I saw your site. Looks really good! Thank you for sharing!
I know that there is not a tried and true standard convention for MOD creators regarding MOD notation. What I do when installing MODs, regardless of the MOD, is I add my own notation convention, and it goes like this:
'#### BEGIN MOD NAME by So_And_So - Edit # - Date ####'
'#### NOTES: If I need to add notes, I put them here ####'
'#### END MOD NAME by So_And_So - Edit # - Date ####'
If it is a Snitz update then, I do this:
'#### BEGIN SNITZ UPDATE # by So_And_So - Edit # - Date ####'
'#### NOTES: If I need to add notes, I put them here ####'
'#### END SNITZ UPDATE # by So_And_So - Edit # - Date ####'
The update number represents the topic # at http://forum.snitz.com/forum/topic.asp?TOPIC_ID=
# goes here
I understand what you mean about Snitz seeming to fall behind in "out-of-the-box" features. However, Snitz was not ever intended to compete with the mainstream as a commercial product. It was intended to serve as a teaching tool which it does. If we choose, it is our opportunity to help others, as students ourselves, to help others by offering our contributions to a repository like www.SnitzBitz.com for others to share in our accomplishments.

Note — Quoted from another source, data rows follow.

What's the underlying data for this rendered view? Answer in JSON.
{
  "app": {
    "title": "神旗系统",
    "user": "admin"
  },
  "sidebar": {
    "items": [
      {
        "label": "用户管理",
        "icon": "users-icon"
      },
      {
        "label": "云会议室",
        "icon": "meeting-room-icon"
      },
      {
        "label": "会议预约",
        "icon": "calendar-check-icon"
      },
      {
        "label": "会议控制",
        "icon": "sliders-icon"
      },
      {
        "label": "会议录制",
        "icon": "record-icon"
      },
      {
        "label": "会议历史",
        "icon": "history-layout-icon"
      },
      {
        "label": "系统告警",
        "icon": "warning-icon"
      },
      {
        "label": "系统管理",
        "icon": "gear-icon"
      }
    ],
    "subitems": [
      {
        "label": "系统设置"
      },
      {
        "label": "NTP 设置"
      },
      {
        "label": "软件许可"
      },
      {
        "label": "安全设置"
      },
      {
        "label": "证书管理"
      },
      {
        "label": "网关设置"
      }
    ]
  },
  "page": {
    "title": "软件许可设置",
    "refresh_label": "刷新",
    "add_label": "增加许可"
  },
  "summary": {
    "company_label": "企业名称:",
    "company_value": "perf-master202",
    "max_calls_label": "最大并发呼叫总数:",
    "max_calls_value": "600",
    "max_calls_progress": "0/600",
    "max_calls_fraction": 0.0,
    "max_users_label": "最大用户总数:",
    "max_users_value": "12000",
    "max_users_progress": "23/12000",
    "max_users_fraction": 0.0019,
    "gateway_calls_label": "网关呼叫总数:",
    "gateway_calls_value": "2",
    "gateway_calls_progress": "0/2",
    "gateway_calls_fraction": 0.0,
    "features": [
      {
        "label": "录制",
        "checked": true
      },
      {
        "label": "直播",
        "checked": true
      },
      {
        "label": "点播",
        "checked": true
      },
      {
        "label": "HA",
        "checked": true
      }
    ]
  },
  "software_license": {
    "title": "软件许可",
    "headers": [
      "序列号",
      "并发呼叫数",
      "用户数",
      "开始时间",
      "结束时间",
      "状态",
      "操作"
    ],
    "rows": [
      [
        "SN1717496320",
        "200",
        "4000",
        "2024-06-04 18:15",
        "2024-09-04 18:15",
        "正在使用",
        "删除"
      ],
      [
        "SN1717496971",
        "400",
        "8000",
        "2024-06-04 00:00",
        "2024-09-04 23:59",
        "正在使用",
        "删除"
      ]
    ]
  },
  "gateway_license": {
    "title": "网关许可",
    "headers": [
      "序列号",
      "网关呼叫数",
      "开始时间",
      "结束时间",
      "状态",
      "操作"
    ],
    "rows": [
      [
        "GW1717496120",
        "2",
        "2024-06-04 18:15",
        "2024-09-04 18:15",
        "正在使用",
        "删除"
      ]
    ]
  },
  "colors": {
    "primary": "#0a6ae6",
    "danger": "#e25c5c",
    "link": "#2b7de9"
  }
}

That is perhaps the toughest misunderstanding. The software is free for anyone to download and modify (except for the copyrights), yet the software itself seems to stand still in time not much unlike a student microscope found in a laboratory that is 50 years old and archaic but still does the job it was intended to do. It may not be able to define beyond 50x in magnification, but it can be tooled to do so without infringement. For what it was designed to do, which is to teach, it does not fail in that assignment.
Honestly, I think the guys have done a great job at not running with Snitz in its hey-day and going commercial with it. I mean, most folks would have capitalized on it despite the reason for which it was founded. The reason they don't add more features is partly because it is more upkeep on their part.
They are the guardians of the code so to speak. As it is, they have guarded it well. If they add more to it, that is that much more they have to guard. Doing this work as an act of community interest and not private financial gain and expecting more of them for free just makes it that much harder on them.
This site does have an avenue for donations. Perhaps the donation participation does not warrant the desired effort from the public to continue blossoming the base code.